GLOBAL - Most pension funds are failing to actively engage with ‘Generation Y', the generation now in their twenties, found the results of September's Global Pensions 100 Panel.
Only 23% of pension fund respondents to the survey claimed to be engaged with Generation Y, while a clear majority, 61%, stated they were not actively engaged with the demographic group.
“We are looking for ways to communicate more effectively to generation Y,” admitted one respondent.
Another respondent pointed out: “Generation Y has attention, but from a different angle. They can hardly afford a home, but have to pay pension contributions. That is a potential conflict.”
The findings of the Global Pensions survey show pension funds to be broadly in line with the fund management industry in not paying enough attention to today’s twenty-somethings.

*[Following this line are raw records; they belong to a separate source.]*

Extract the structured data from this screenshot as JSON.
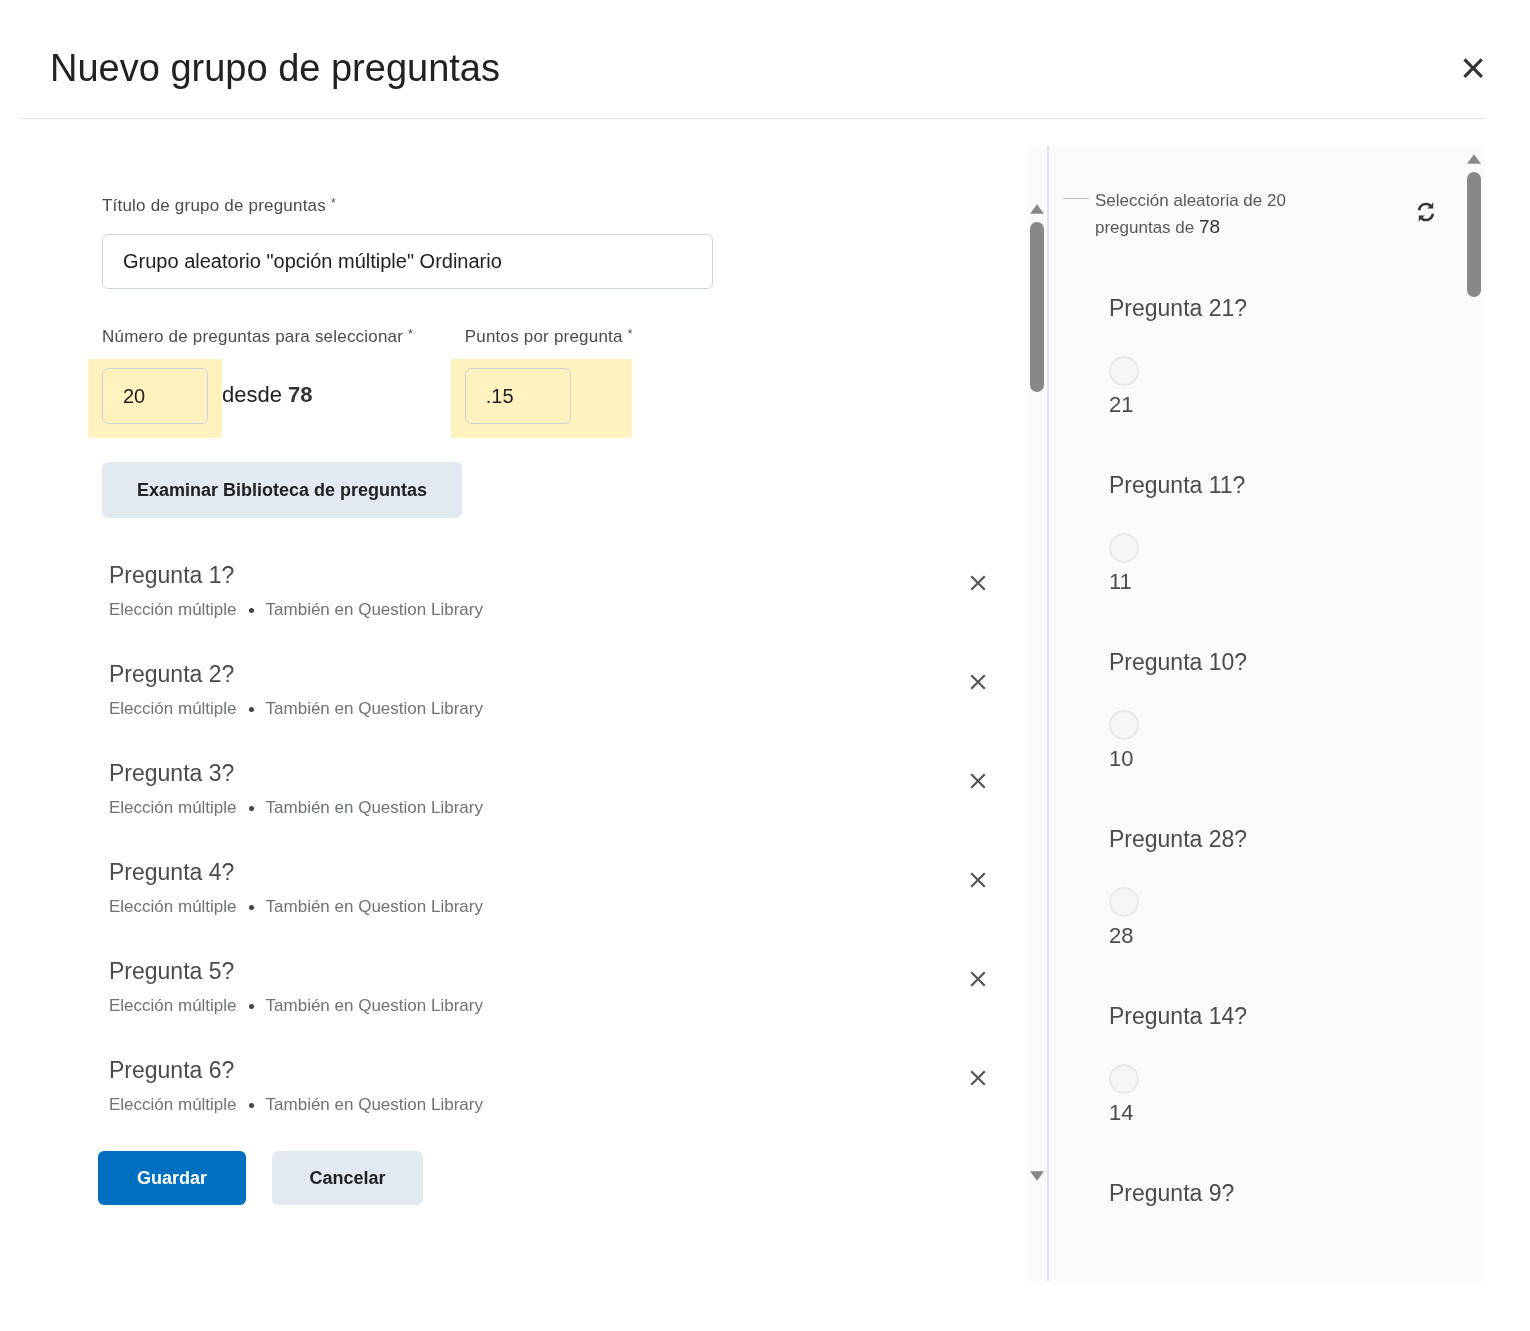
{
  "dialog": {
    "title": "Nuevo grupo de preguntas",
    "close": "×"
  },
  "form": {
    "title_field": {
      "label": "Título de grupo de preguntas",
      "required_mark": "*",
      "value": "Grupo aleatorio \"opción múltiple\" Ordinario"
    },
    "count_field": {
      "label": "Número de preguntas para seleccionar",
      "required_mark": "*",
      "value": "20",
      "highlighted": true,
      "suffix": "desde",
      "total": "78"
    },
    "points_field": {
      "label": "Puntos por pregunta",
      "required_mark": "*",
      "value": ".15",
      "highlighted": true
    },
    "browse_button": "Examinar Biblioteca de preguntas"
  },
  "questions": [
    {
      "title": "Pregunta 1?",
      "type": "Elección múltiple",
      "source": "También en Question Library"
    },
    {
      "title": "Pregunta 2?",
      "type": "Elección múltiple",
      "source": "También en Question Library"
    },
    {
      "title": "Pregunta 3?",
      "type": "Elección múltiple",
      "source": "También en Question Library"
    },
    {
      "title": "Pregunta 4?",
      "type": "Elección múltiple",
      "source": "También en Question Library"
    },
    {
      "title": "Pregunta 5?",
      "type": "Elección múltiple",
      "source": "También en Question Library"
    },
    {
      "title": "Pregunta 6?",
      "type": "Elección múltiple",
      "source": "También en Question Library"
    }
  ],
  "buttons": [
    {
      "label": "Guardar",
      "kind": "primary"
    },
    {
      "label": "Cancelar",
      "kind": "secondary"
    }
  ],
  "preview": {
    "summary": "Selección aleatoria de 20 preguntas de",
    "total": "78",
    "items": [
      {
        "title": "Pregunta 21?",
        "option": "21",
        "checked": false
      },
      {
        "title": "Pregunta 11?",
        "option": "11",
        "checked": false
      },
      {
        "title": "Pregunta 10?",
        "option": "10",
        "checked": false
      },
      {
        "title": "Pregunta 28?",
        "option": "28",
        "checked": false
      },
      {
        "title": "Pregunta 14?",
        "option": "14",
        "checked": false
      },
      {
        "title": "Pregunta 9?"
      }
    ]
  }
}
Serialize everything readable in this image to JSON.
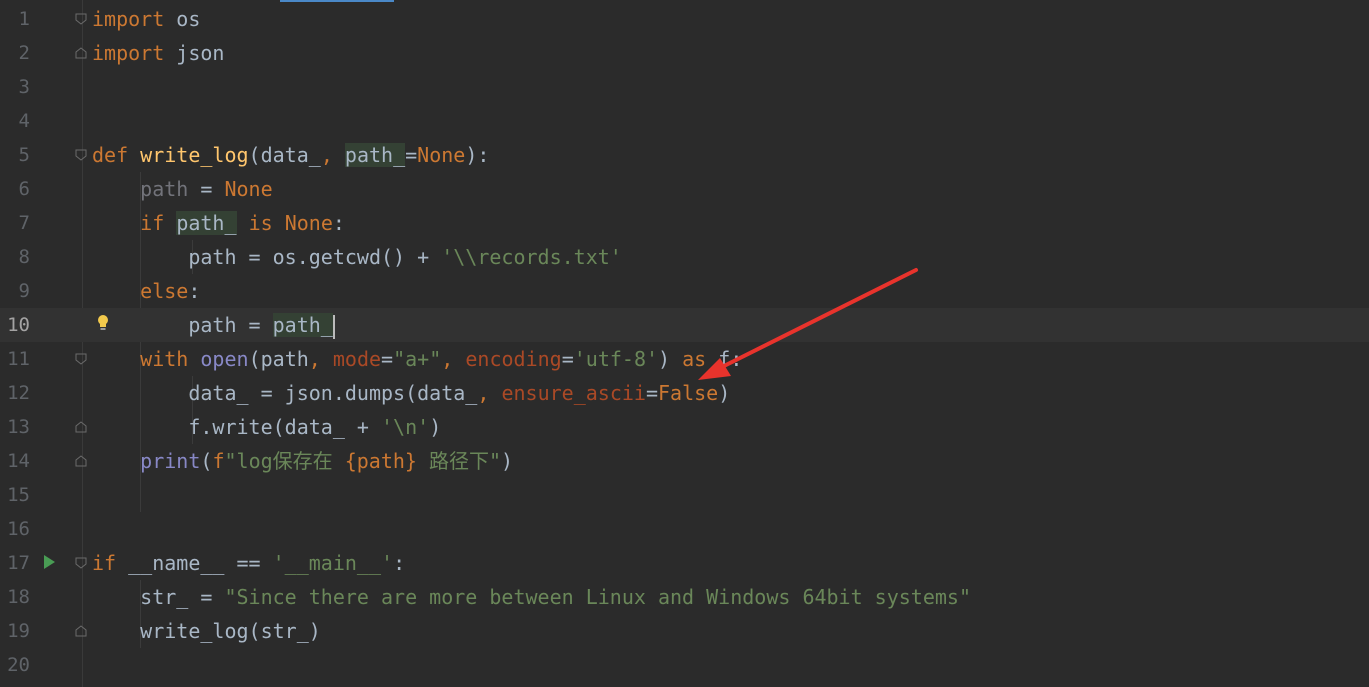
{
  "editor": {
    "language": "python",
    "current_line": 10,
    "colors": {
      "background": "#2b2b2b",
      "keyword": "#cc7832",
      "function": "#ffc66d",
      "string": "#6a8759",
      "builtin": "#8888c6",
      "named_arg": "#aa4926",
      "annotation_arrow": "#e8332c"
    },
    "line_numbers": [
      "1",
      "2",
      "3",
      "4",
      "5",
      "6",
      "7",
      "8",
      "9",
      "10",
      "11",
      "12",
      "13",
      "14",
      "15",
      "16",
      "17",
      "18",
      "19",
      "20"
    ],
    "tokens": {
      "import": "import",
      "os": "os",
      "json": "json",
      "def": "def",
      "write_log": "write_log",
      "data_": "data_",
      "path_": "path_",
      "path": "path",
      "none": "None",
      "if": "if",
      "is": "is",
      "else": "else",
      "with": "with",
      "open": "open",
      "mode": "mode",
      "encoding": "encoding",
      "as": "as",
      "f": "f",
      "json_dumps": "json.dumps",
      "ensure_ascii": "ensure_ascii",
      "false": "False",
      "f_write": "f.write",
      "print": "print",
      "f_prefix": "f",
      "name_dunder": "__name__",
      "str_": "str_",
      "getcwd": "os.getcwd",
      "records_str": "'\\\\records.txt'",
      "mode_val": "\"a+\"",
      "enc_val": "'utf-8'",
      "newline_str": "'\\n'",
      "fstring_a": "\"log保存在 ",
      "fstring_var": "{path}",
      "fstring_b": " 路径下\"",
      "main_str": "'__main__'",
      "since_str": "\"Since there are more between Linux and Windows 64bit systems\""
    },
    "icons": [
      "fold-marker-icon",
      "run-gutter-icon",
      "lightbulb-icon",
      "annotation-arrow"
    ]
  }
}
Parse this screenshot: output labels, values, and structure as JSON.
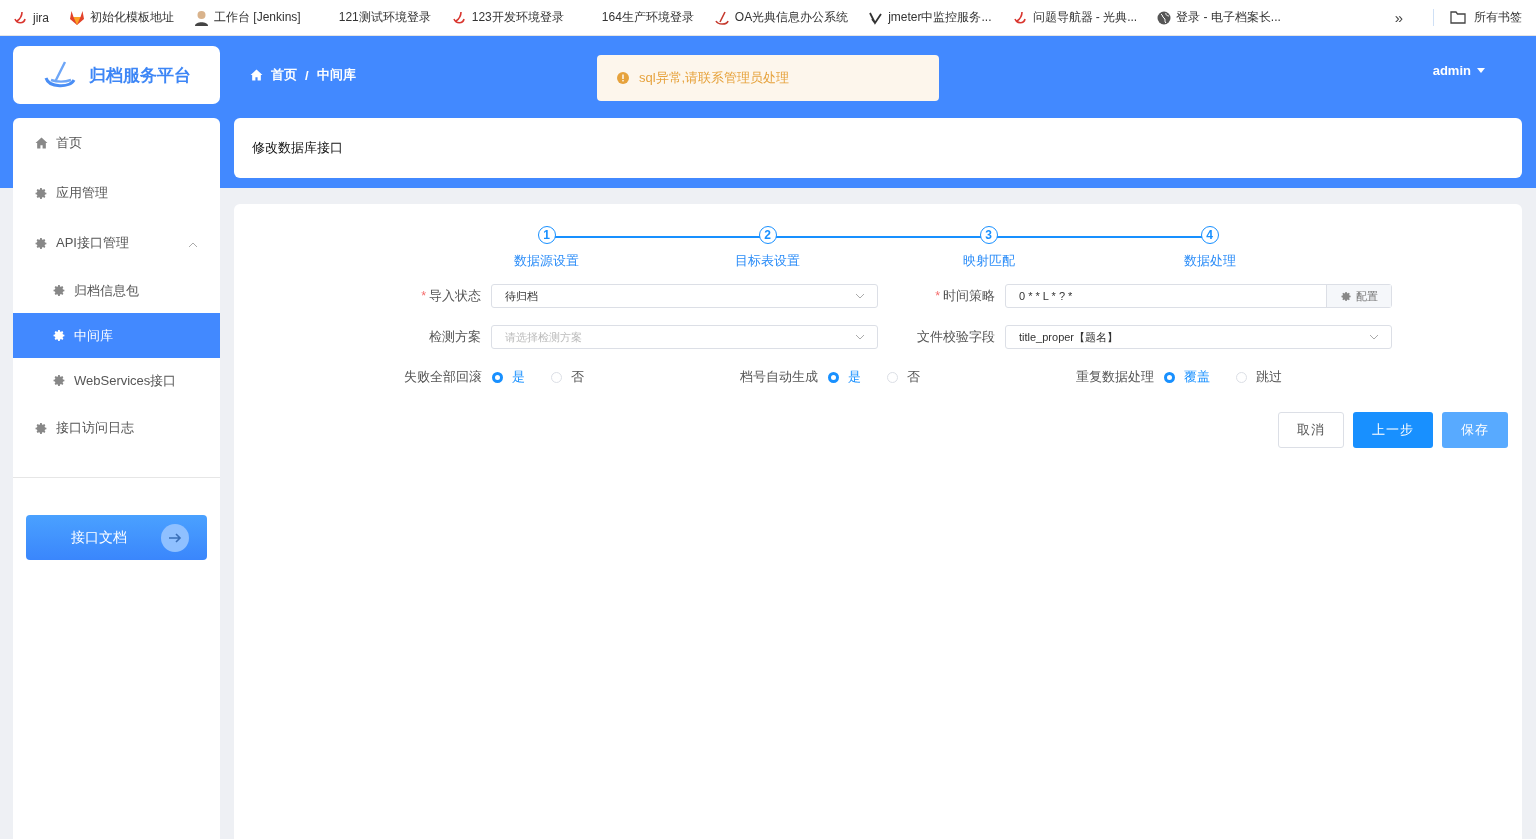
{
  "bookmarks": [
    {
      "label": "jira"
    },
    {
      "label": "初始化模板地址"
    },
    {
      "label": "工作台 [Jenkins]"
    },
    {
      "label": "121测试环境登录"
    },
    {
      "label": "123开发环境登录"
    },
    {
      "label": "164生产环境登录"
    },
    {
      "label": "OA光典信息办公系统"
    },
    {
      "label": "jmeter中监控服务..."
    },
    {
      "label": "问题导航器 - 光典..."
    },
    {
      "label": "登录 - 电子档案长..."
    }
  ],
  "bookmarks_more": "»",
  "all_bookmarks": "所有书签",
  "logo": {
    "title": "归档服务平台"
  },
  "breadcrumb": [
    "首页",
    "中间库"
  ],
  "breadcrumb_separator": "/",
  "required_mark": "*",
  "alert": {
    "message": "sql异常,请联系管理员处理"
  },
  "user": {
    "name": "admin"
  },
  "sidebar": {
    "items": [
      {
        "label": "首页",
        "selected": false
      },
      {
        "label": "应用管理",
        "selected": false
      },
      {
        "label": "API接口管理",
        "selected": false,
        "expanded": true,
        "children": [
          {
            "label": "归档信息包",
            "selected": false
          },
          {
            "label": "中间库",
            "selected": true
          },
          {
            "label": "WebServices接口",
            "selected": false
          }
        ]
      },
      {
        "label": "接口访问日志",
        "selected": false
      }
    ],
    "doc_button": "接口文档"
  },
  "page_title": "修改数据库接口",
  "steps": [
    {
      "number": "1",
      "label": "数据源设置"
    },
    {
      "number": "2",
      "label": "目标表设置"
    },
    {
      "number": "3",
      "label": "映射匹配"
    },
    {
      "number": "4",
      "label": "数据处理"
    }
  ],
  "fields": [
    {
      "kind": "select",
      "label": "导入状态",
      "required": true,
      "value": "待归档"
    },
    {
      "kind": "addon",
      "label": "时间策略",
      "required": true,
      "value": "0 * * L * ? *",
      "addon": "配置"
    },
    {
      "kind": "select",
      "label": "检测方案",
      "required": false,
      "placeholder": "请选择检测方案"
    },
    {
      "kind": "select",
      "label": "文件校验字段",
      "required": false,
      "value": "title_proper【题名】"
    }
  ],
  "radio_groups": [
    {
      "label": "失败全部回滚",
      "options": [
        {
          "label": "是",
          "selected": true
        },
        {
          "label": "否",
          "selected": false
        }
      ]
    },
    {
      "label": "档号自动生成",
      "options": [
        {
          "label": "是",
          "selected": true
        },
        {
          "label": "否",
          "selected": false
        }
      ]
    },
    {
      "label": "重复数据处理",
      "options": [
        {
          "label": "覆盖",
          "selected": true
        },
        {
          "label": "跳过",
          "selected": false
        }
      ]
    }
  ],
  "buttons": [
    {
      "kind": "default",
      "label": "取消"
    },
    {
      "kind": "primary",
      "label": "上一步"
    },
    {
      "kind": "light",
      "label": "保存"
    }
  ]
}
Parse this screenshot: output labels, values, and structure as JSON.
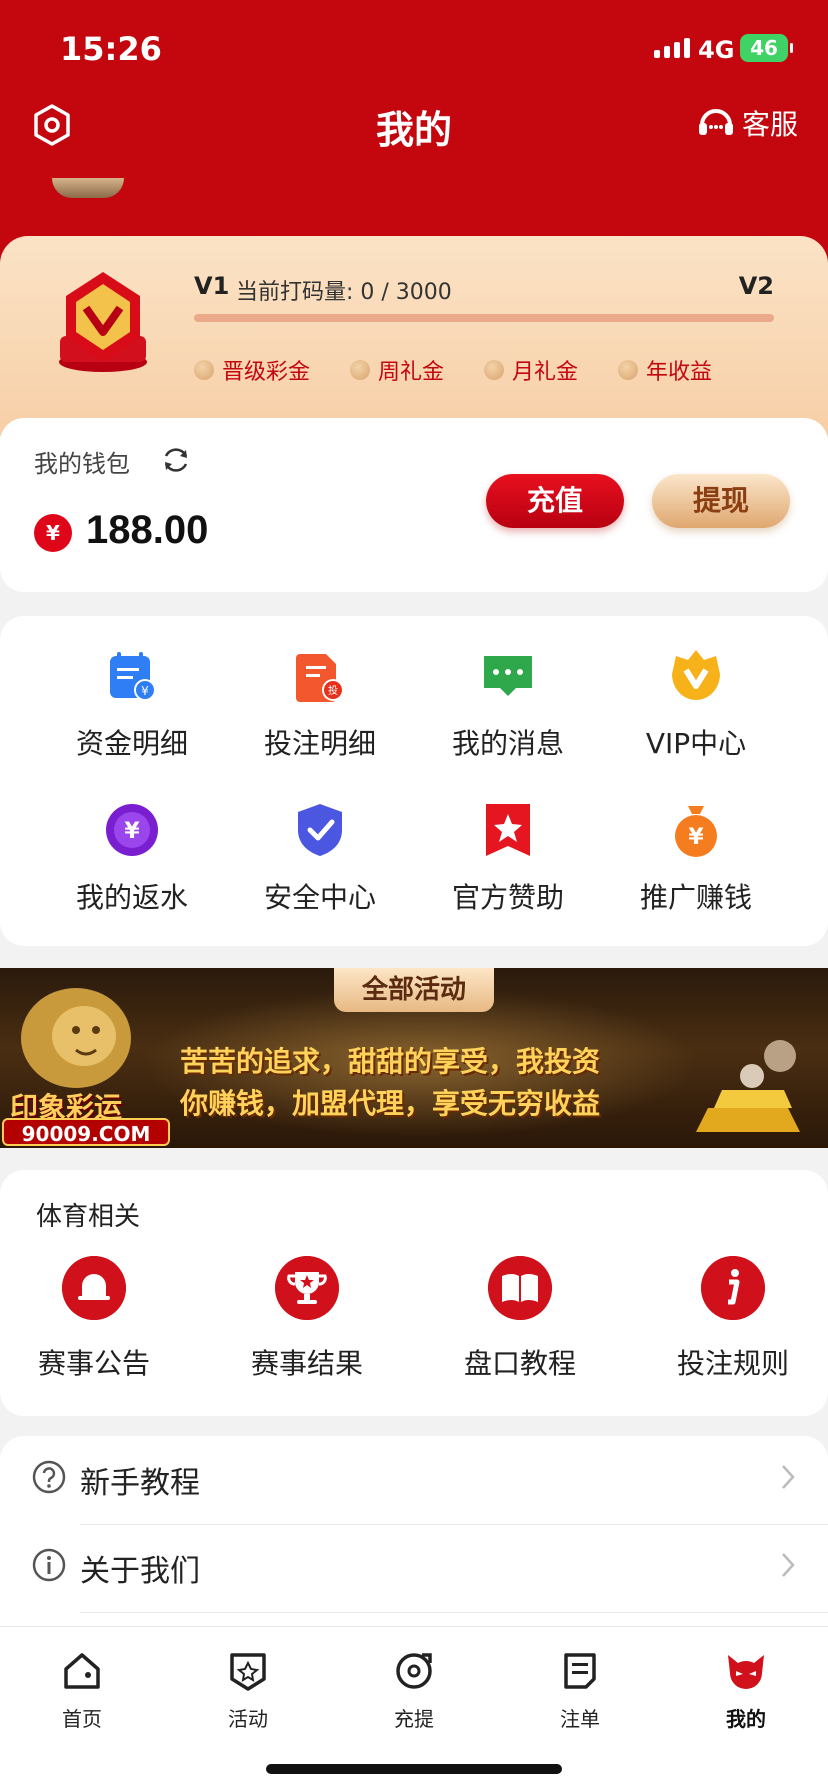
{
  "status": {
    "time": "15:26",
    "network": "4G",
    "battery": "46"
  },
  "header": {
    "title": "我的",
    "service_label": "客服"
  },
  "vip": {
    "current_level": "V1",
    "progress_label": "当前打码量: 0 / 3000",
    "progress_value": 0,
    "progress_target": 3000,
    "next_level": "V2",
    "perks": [
      "晋级彩金",
      "周礼金",
      "月礼金",
      "年收益"
    ]
  },
  "wallet": {
    "label": "我的钱包",
    "currency_symbol": "¥",
    "balance": "188.00",
    "deposit_label": "充值",
    "withdraw_label": "提现"
  },
  "menu": {
    "items": [
      {
        "label": "资金明细",
        "icon": "fund-detail-icon"
      },
      {
        "label": "投注明细",
        "icon": "bet-detail-icon"
      },
      {
        "label": "我的消息",
        "icon": "message-icon"
      },
      {
        "label": "VIP中心",
        "icon": "vip-crown-icon"
      },
      {
        "label": "我的返水",
        "icon": "rebate-icon"
      },
      {
        "label": "安全中心",
        "icon": "shield-check-icon"
      },
      {
        "label": "官方赞助",
        "icon": "star-ribbon-icon"
      },
      {
        "label": "推广赚钱",
        "icon": "promo-money-icon"
      }
    ]
  },
  "banner": {
    "tag": "全部活动",
    "line1": "苦苦的追求，甜甜的享受，我投资",
    "line2": "你赚钱，加盟代理，享受无穷收益",
    "brand": "印象彩运",
    "site": "90009.COM"
  },
  "sports": {
    "title": "体育相关",
    "items": [
      {
        "label": "赛事公告",
        "icon": "bell-icon"
      },
      {
        "label": "赛事结果",
        "icon": "trophy-icon"
      },
      {
        "label": "盘口教程",
        "icon": "book-icon"
      },
      {
        "label": "投注规则",
        "icon": "info-icon"
      }
    ]
  },
  "list": {
    "items": [
      {
        "label": "新手教程",
        "icon": "question-icon"
      },
      {
        "label": "关于我们",
        "icon": "info-circle-icon"
      }
    ]
  },
  "tabbar": {
    "items": [
      {
        "label": "首页",
        "icon": "home-icon"
      },
      {
        "label": "活动",
        "icon": "activity-icon"
      },
      {
        "label": "充提",
        "icon": "deposit-icon"
      },
      {
        "label": "注单",
        "icon": "order-icon"
      },
      {
        "label": "我的",
        "icon": "profile-icon"
      }
    ],
    "active": "我的"
  },
  "colors": {
    "brand_red": "#c4060f",
    "gold": "#e0a86f",
    "vip_bg": "#fbe3c6"
  }
}
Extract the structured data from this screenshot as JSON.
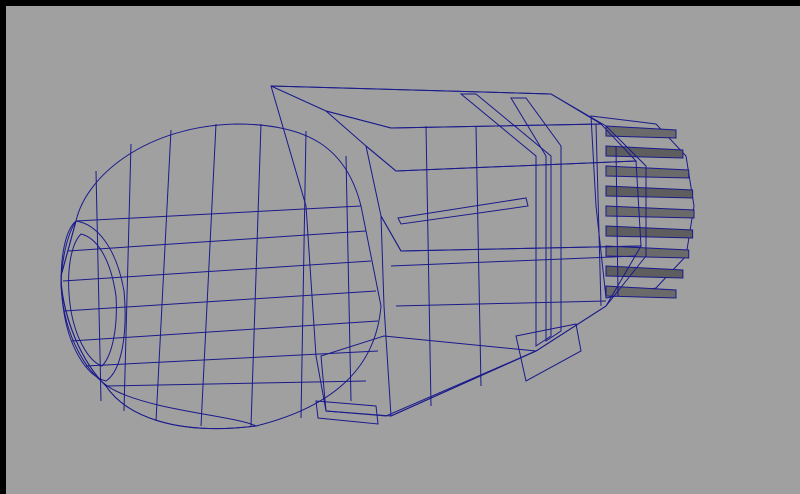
{
  "viewport": {
    "background_color": "#a0a0a0",
    "frame_color": "#000000",
    "wireframe_color": "#1a1a8c",
    "model": {
      "kind": "polygon-mesh",
      "description_name": "thruster-engine-mesh",
      "display_mode": "wireframe-on-shaded",
      "shade_light": "#6a6a6a",
      "shade_mid": "#555555",
      "shade_dark": "#3a3a3a",
      "shade_darkest": "#1e1e1e"
    }
  }
}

An international survey, ‘Beyond the Baby Boomers: The Rise of Generation Y’, carried out by KPMG recently found the fund management industry to be “unaware or simply unprepared” for the demographic change that will affect their customer base, continuing to focus instead on the so-called ‘baby boomer’ generation.
In fact, the survey found only 50% of respondents in the fund management business were targeting, or had plans to target, Generation Y.
Bernard Salt, partner with KPMG Australia and author of the report, commented: “The fund management industry has been catapulted forward on a rising demographic tide.
“That tide is now receding. Over the next five years the number of people pushing into ‘wealth accumulation’ will turn negative. The industry must take stock, examine its position, and recalibrate its trajectory to align with the rise of Generation Y as wealth creators and wealth inheritors if it wants to continue to grow and prosper.”